In 2010 Bang & Olufsen launched its first speakers that semi-integrated its sources by functioning as a docking station and charger for an iPhone or iPad. With iPhone and iPad, new habits for music listening became widespread. With the phone as your primary audio master, the sound quality was suffering. Bang & Olufsen offered two different solutions to correct this: Beolit 12 and Beoplay A8. The Beolit name was introduced to honour a previous success as far back as 1939 – the Beolit radio – a small compact and groundbreaking radio for the younger generation. It had some of the same features and appeal as this entirely new generation of music systems. The Beoplay category name was introduced to appeal to a younger audience, and some of the early products were highly focused on informal listening, AirPlay streaming and the combination of a speaker and music on your phone.
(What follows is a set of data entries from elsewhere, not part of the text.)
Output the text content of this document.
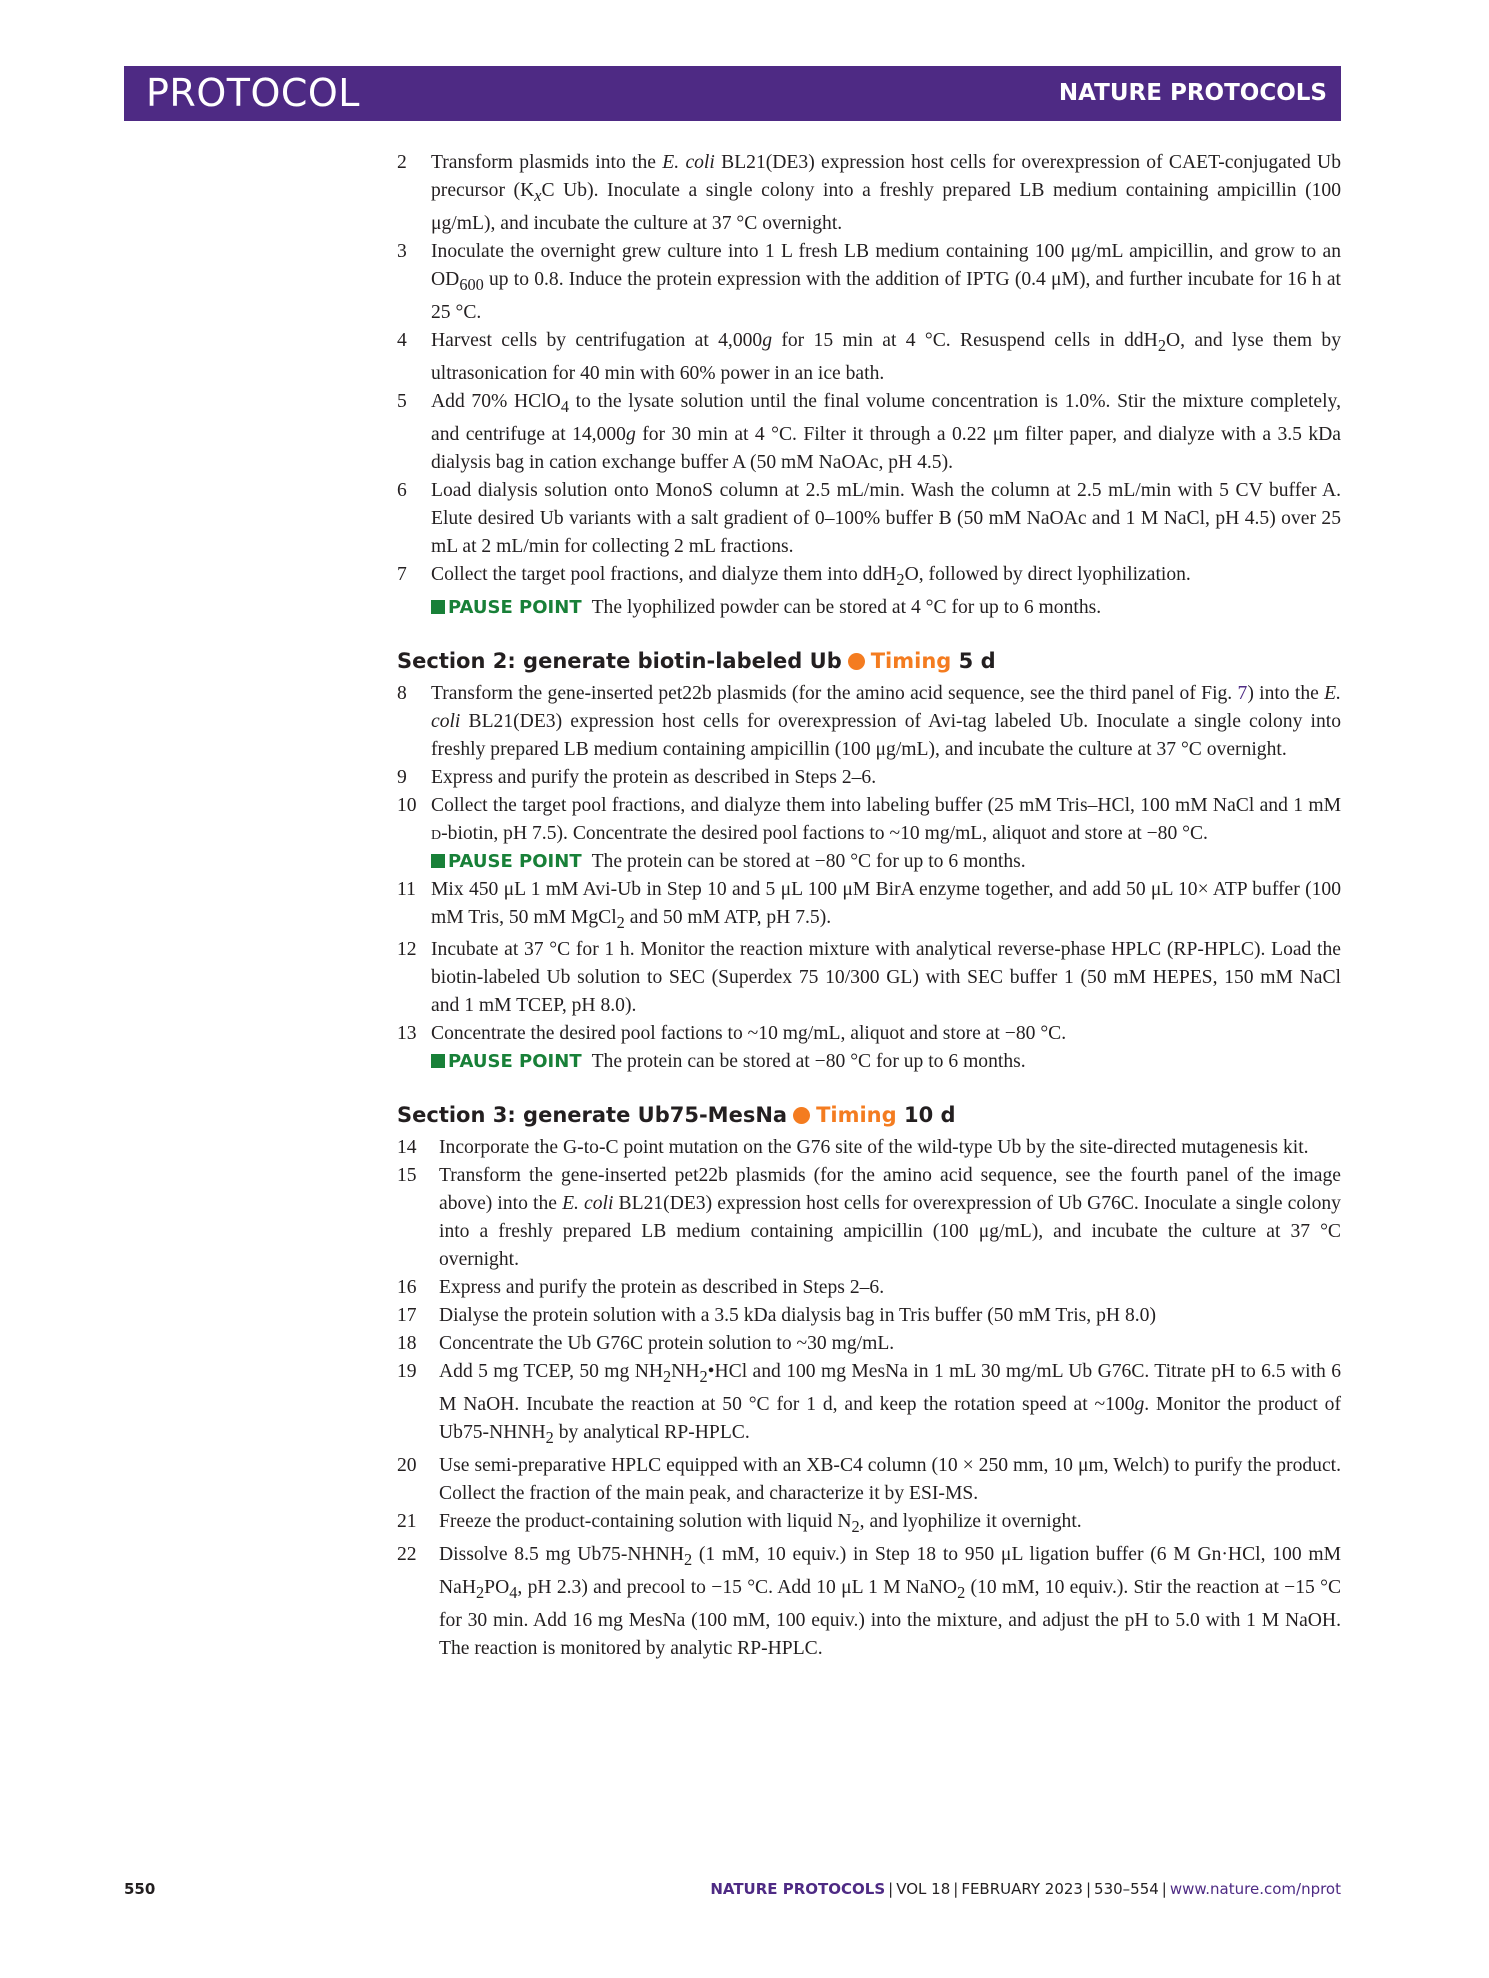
PROTOCOL	NATURE PROTOCOLS
2 Transform plasmids into the E. coli BL21(DE3) expression host cells for overexpression of CAET-conjugated Ub precursor ($K_xC$ Ub). Inoculate a single colony into a freshly prepared LB medium containing ampicillin (100 μg/mL), and incubate the culture at 37 °C overnight.
3 Inoculate the overnight grew culture into 1 L fresh LB medium containing 100 μg/mL ampicillin, and grow to an $OD_{600}$ up to 0.8. Induce the protein expression with the addition of IPTG (0.4 μM), and further incubate for 16 h at 25 °C.
4 Harvest cells by centrifugation at 4,000g for 15 min at 4 °C. Resuspend cells in ddH$_2$O, and lyse them by ultrasonication for 40 min with 60% power in an ice bath.
5 Add 70% HClO$_4$ to the lysate solution until the final volume concentration is 1.0%. Stir the mixture completely, and centrifuge at 14,000g for 30 min at 4 °C. Filter it through a 0.22 μm filter paper, and dialyze with a 3.5 kDa dialysis bag in cation exchange buffer A (50 mM NaOAc, pH 4.5).
6 Load dialysis solution onto MonoS column at 2.5 mL/min. Wash the column at 2.5 mL/min with 5 CV buffer A. Elute desired Ub variants with a salt gradient of 0–100% buffer B (50 mM NaOAc and 1 M NaCl, pH 4.5) over 25 mL at 2 mL/min for collecting 2 mL fractions.
7 Collect the target pool fractions, and dialyze them into ddH$_2$O, followed by direct lyophilization.
PAUSE POINT The lyophilized powder can be stored at 4 °C for up to 6 months.
Section 2: generate biotin-labeled Ub Timing 5 d
8 Transform the gene-inserted pet22b plasmids (for the amino acid sequence, see the third panel of Fig. 7) into the E. coli BL21(DE3) expression host cells for overexpression of Avi-tag labeled Ub. Inoculate a single colony into freshly prepared LB medium containing ampicillin (100 μg/mL), and incubate the culture at 37 °C overnight.
9 Express and purify the protein as described in Steps 2–6.
10 Collect the target pool fractions, and dialyze them into labeling buffer (25 mM Tris–HCl, 100 mM NaCl and 1 mM d-biotin, pH 7.5). Concentrate the desired pool factions to ~10 mg/mL, aliquot and store at −80 °C.
PAUSE POINT The protein can be stored at −80 °C for up to 6 months.
11 Mix 450 μL 1 mM Avi-Ub in Step 10 and 5 μL 100 μM BirA enzyme together, and add 50 μL 10× ATP buffer (100 mM Tris, 50 mM MgCl$_2$ and 50 mM ATP, pH 7.5).
12 Incubate at 37 °C for 1 h. Monitor the reaction mixture with analytical reverse-phase HPLC (RP-HPLC). Load the biotin-labeled Ub solution to SEC (Superdex 75 10/300 GL) with SEC buffer 1 (50 mM HEPES, 150 mM NaCl and 1 mM TCEP, pH 8.0).
13 Concentrate the desired pool factions to ~10 mg/mL, aliquot and store at −80 °C.
PAUSE POINT The protein can be stored at −80 °C for up to 6 months.
Section 3: generate Ub75-MesNa Timing 10 d
14 Incorporate the G-to-C point mutation on the G76 site of the wild-type Ub by the site-directed mutagenesis kit.
15 Transform the gene-inserted pet22b plasmids (for the amino acid sequence, see the fourth panel of the image above) into the E. coli BL21(DE3) expression host cells for overexpression of Ub G76C. Inoculate a single colony into a freshly prepared LB medium containing ampicillin (100 μg/mL), and incubate the culture at 37 °C overnight.
16 Express and purify the protein as described in Steps 2–6.
17 Dialyse the protein solution with a 3.5 kDa dialysis bag in Tris buffer (50 mM Tris, pH 8.0)
18 Concentrate the Ub G76C protein solution to ~30 mg/mL.
19 Add 5 mg TCEP, 50 mg $NH_2NH_2•HCl$ and 100 mg MesNa in 1 mL 30 mg/mL Ub G76C. Titrate pH to 6.5 with 6 M NaOH. Incubate the reaction at 50 °C for 1 d, and keep the rotation speed at ~100g. Monitor the product of $Ub75-NHNH_2$ by analytical RP-HPLC.
20 Use semi-preparative HPLC equipped with an XB-C4 column (10 × 250 mm, 10 μm, Welch) to purify the product. Collect the fraction of the main peak, and characterize it by ESI-MS.
21 Freeze the product-containing solution with liquid $N_2$, and lyophilize it overnight.
22 Dissolve 8.5 mg $Ub75-NHNH_2$ (1 mM, 10 equiv.) in Step 18 to 950 μL ligation buffer (6 M Gn·HCl, 100 mM $NaH_2PO_4$, pH 2.3) and precool to −15 °C. Add 10 μL 1 M NaNO$_2$ (10 mM, 10 equiv.). Stir the reaction at −15 °C for 30 min. Add 16 mg MesNa (100 mM, 100 equiv.) into the mixture, and adjust the pH to 5.0 with 1 M NaOH. The reaction is monitored by analytic RP-HPLC.
550	NATURE PROTOCOLS | VOL 18 | FEBRUARY 2023 | 530–554 | www.nature.com/nprot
They were a step away from the conventional dedicated audio master. Both Beolit 12 and Beoplay A8 were very popular in the younger generation and was mainly seen as relevant in the teenage room, the office or on the move, where you were listening to music as a secondary activity.
Beoplay A9 was the first audio product that had both sources and both stereo speakers in one unit and one unit only. Beoplay A9 was launched in 2014 as the top-end version of the Beoplay portfolio. Based on the concept of - sound systems should not clutter the room. It should be simple to install and flexible in both placement options and colour. It provided an elegant and magic-like user interface and a fantastic sound performance from one single unit – so the concept of an audio master and stereo speakers was completely abandoned in this project.
Designed by Øivind Alexander Slaatto, Beoplay A9 attempted to reduce the physical design to a minimum. It is about going back to the basic shape of a circle with no disturbing elements at all. Uncomplicated and convenient, standing out and fitting in at the same time. Using basic materials such as fabric and wood that can easily be changed and applying basic shape like the circle made this product extremely long-lasting. All the performance technicalities such as bass port, driver units, user interface are hidden in the elegant design. The bass port is integrated into the handle on the rear. The driver units are completely concealed behind a perforated plastic cover in a unique pattern to allow sound to come out. Again, concealed behind whichever fabric front you choose. An invisible user interface using touch activation of the aluminium ring. Once again, a music performer that fits into any environment providing many innovative features for you to discover.
After Beoplay A9, it was decided to use Beoplay exclusively for the headphone category abandoning the name for sound products. Bang & Olufsen returned to the more descriptive and well-known family name, Beosound, which had been the origin of the audio master family back in 1994. Today Beosound is used in the connected speaker category – compact speakers where the sources are integrated. Here you find products such as Beosound Emerge, Beosound Edge, Beosound Balance. All wireless speakers with audio sources integrated, but all in their way represent unique designs and performance characteristics.